Так что после завтрака я не писал. Пару сигарет я выкуривал у окна, созерцая город с высоты птичьего полета, – но не для того, чтобы привести в порядок толпящиеся думы, а с тем лишь, чтобы убедиться в их отсутствии. Может быть, я напрасно винил во всем квартиру Дмитрия Павловича. Сказать по совести, такие припадки безмыслия случались и случаются со мной при самых разных обстоятельствах, и я давно уже знаю, что надо и чего не надо делать при подобных обстоятельствах. Собственно, рекомендаций две: не надо пытаться работать, потому что толку все равно не будет, а надо пойти погулять.

Этим своим рекомендациям, основанным на жизненном и писательском опыте, я и следовал. То есть, покурив у окна, опять одевался на выход и, оставив Филиппа старшим по квартире, сам с чистой совестью отправлялся гулять. Из стратосферы элитной квартиры я вновь спускался в благоухающий эдем элитного двора.
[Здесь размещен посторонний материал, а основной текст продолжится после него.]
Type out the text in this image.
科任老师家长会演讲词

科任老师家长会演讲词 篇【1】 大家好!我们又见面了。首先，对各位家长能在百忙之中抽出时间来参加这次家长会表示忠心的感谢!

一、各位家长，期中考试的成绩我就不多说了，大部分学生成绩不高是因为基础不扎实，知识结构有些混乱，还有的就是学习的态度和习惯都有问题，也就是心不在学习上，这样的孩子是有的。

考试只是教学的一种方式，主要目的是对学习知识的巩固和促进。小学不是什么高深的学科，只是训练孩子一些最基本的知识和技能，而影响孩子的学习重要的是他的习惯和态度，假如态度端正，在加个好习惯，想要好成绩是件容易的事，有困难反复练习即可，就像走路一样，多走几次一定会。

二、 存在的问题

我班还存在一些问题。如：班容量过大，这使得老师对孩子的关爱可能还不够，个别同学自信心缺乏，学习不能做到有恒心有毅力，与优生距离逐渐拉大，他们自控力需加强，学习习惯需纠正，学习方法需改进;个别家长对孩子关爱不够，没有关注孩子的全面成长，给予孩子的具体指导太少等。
Я шел в аллею и располагался на лавочке близ фонтана. Здесь в сени струй я замирал надолго – по-прежнему в безмыслии, но теперь уже блаженном. Я уподоблялся парковому изваянию. Голуби путешествовали у меня между ног и безбоязненно вспрыгивали мне на ботинки. Гуляющие мамочки переставали замечать меня, и я мог отчетливо слышать такие их взаимные откровения, которым бы удивились, наверное, даже их собственные мужья. Зато я исподтишка за ними наблюдал. Мне не стыдно подглядывать и подслушивать за людьми, потому что даже в безмыслии я писатель.
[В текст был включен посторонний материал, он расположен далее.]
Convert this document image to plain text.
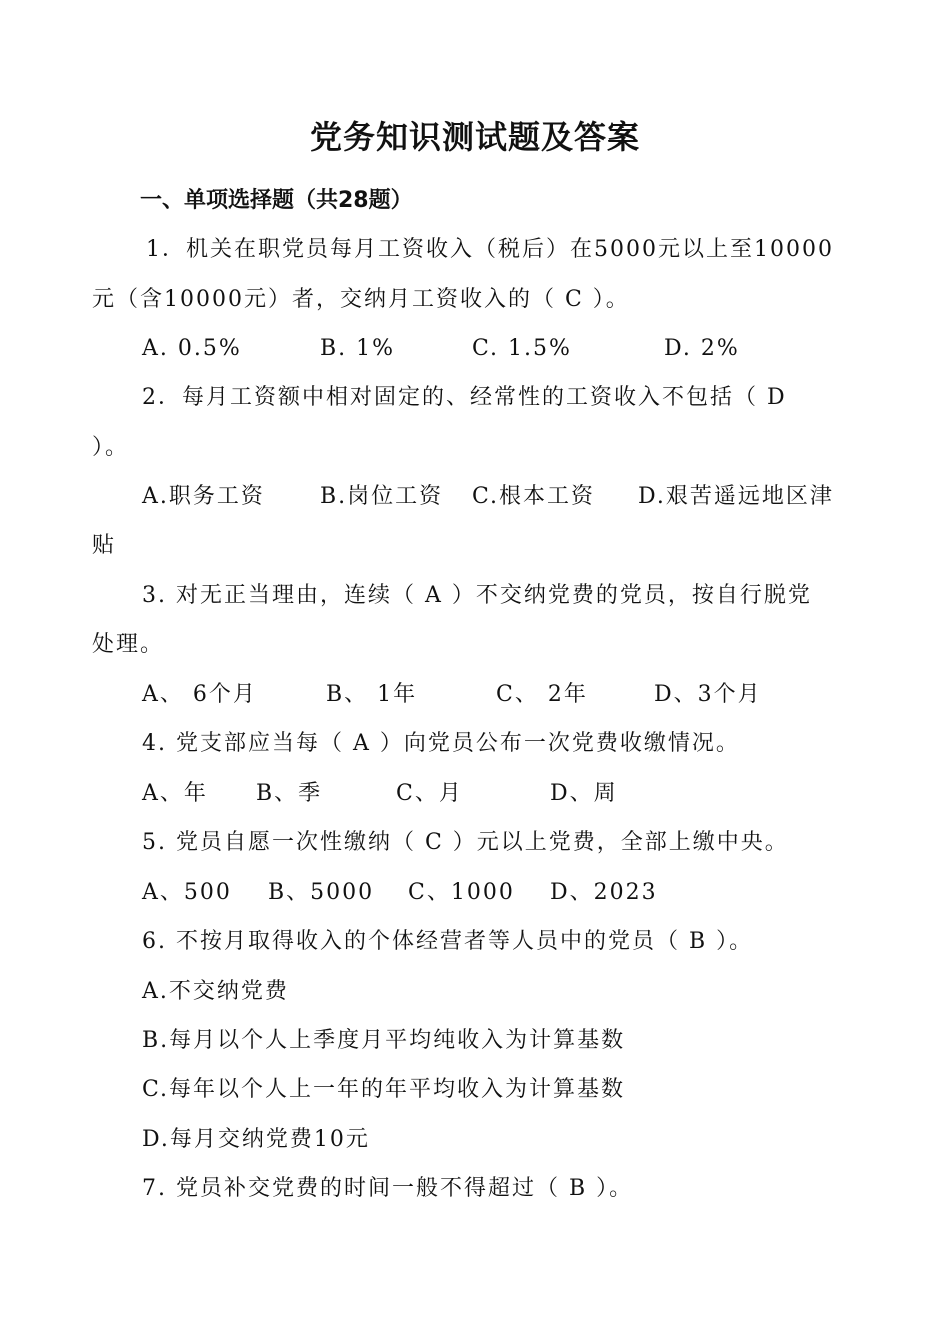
党务知识测试题及答案
一、单项选择题（共28题）
1．机关在职党员每月工资收入（税后）在5000元以上至10000
元（含10000元）者，交纳月工资收入的（ C ）。
A. 0.5%	B. 1%	C. 1.5%	D. 2%
2．每月工资额中相对固定的、经常性的工资收入不包括（ D
）。
A.职务工资	B.岗位工资 C.根本工资 D.艰苦遥远地区津
贴
3. 对无正当理由，连续（ A ）不交纳党费的党员，按自行脱党
处理。
A、 6个月	B、 1年	C、 2年	D、3个月
4. 党支部应当每（ A ）向党员公布一次党费收缴情况。
A、年 B、季	C、月	D、周
5. 党员自愿一次性缴纳（ C ）元以上党费，全部上缴中央。
A、500 B、5000 C、1000 D、2023
6. 不按月取得收入的个体经营者等人员中的党员（ B ）。
A.不交纳党费
B.每月以个人上季度月平均纯收入为计算基数
C.每年以个人上一年的年平均收入为计算基数
D.每月交纳党费10元
7. 党员补交党费的时间一般不得超过（ B ）。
А мамочки в этом дворе были довольно симпатичные. Симпатичные, как – мне не приходит в голову другого сравнения – как офицерские жены. Этих жен я видел в стародавние советские времена, когда был еще подростком и жил в Васькове. Неподалеку от нас тогда располагался военный городок (не знаю, существует ли он теперь), куда мы, минуя КПП, ходили через дырку в заборе, чтобы купить себе еды. Так вот, кроме военторга, в городке этом было еще на что посмотреть. Тамошние офицеры, странствуя по долгу службы, привозили с дальних «точек» таких красавиц, что можно было только ахнуть. Во всяком случае на нас, провинциальных юношей, они производили сильное впечатление, и мы высказывали его в присущей нам грубоватой манере. «Женщины „при делах“» – так мы о них говорили, и, что бы ни значило это выражение, я вспомнил его, глядя на мамочек из элитного двора. Хотя понимал, конечно, что эти «дела» взросли не милостью природы, не на дальних точках страны, а стараниями косметической медицины. А и где теперь ее встретишь – натуральную женскую красоту, не протезированную, не тронутую скребком и скальпелем, не изувеченную тренажерами? Вся надежда на возрождение армии: вот будут заново отстроены военные городки, и опять полетят молодые офицеры на дальние «точки».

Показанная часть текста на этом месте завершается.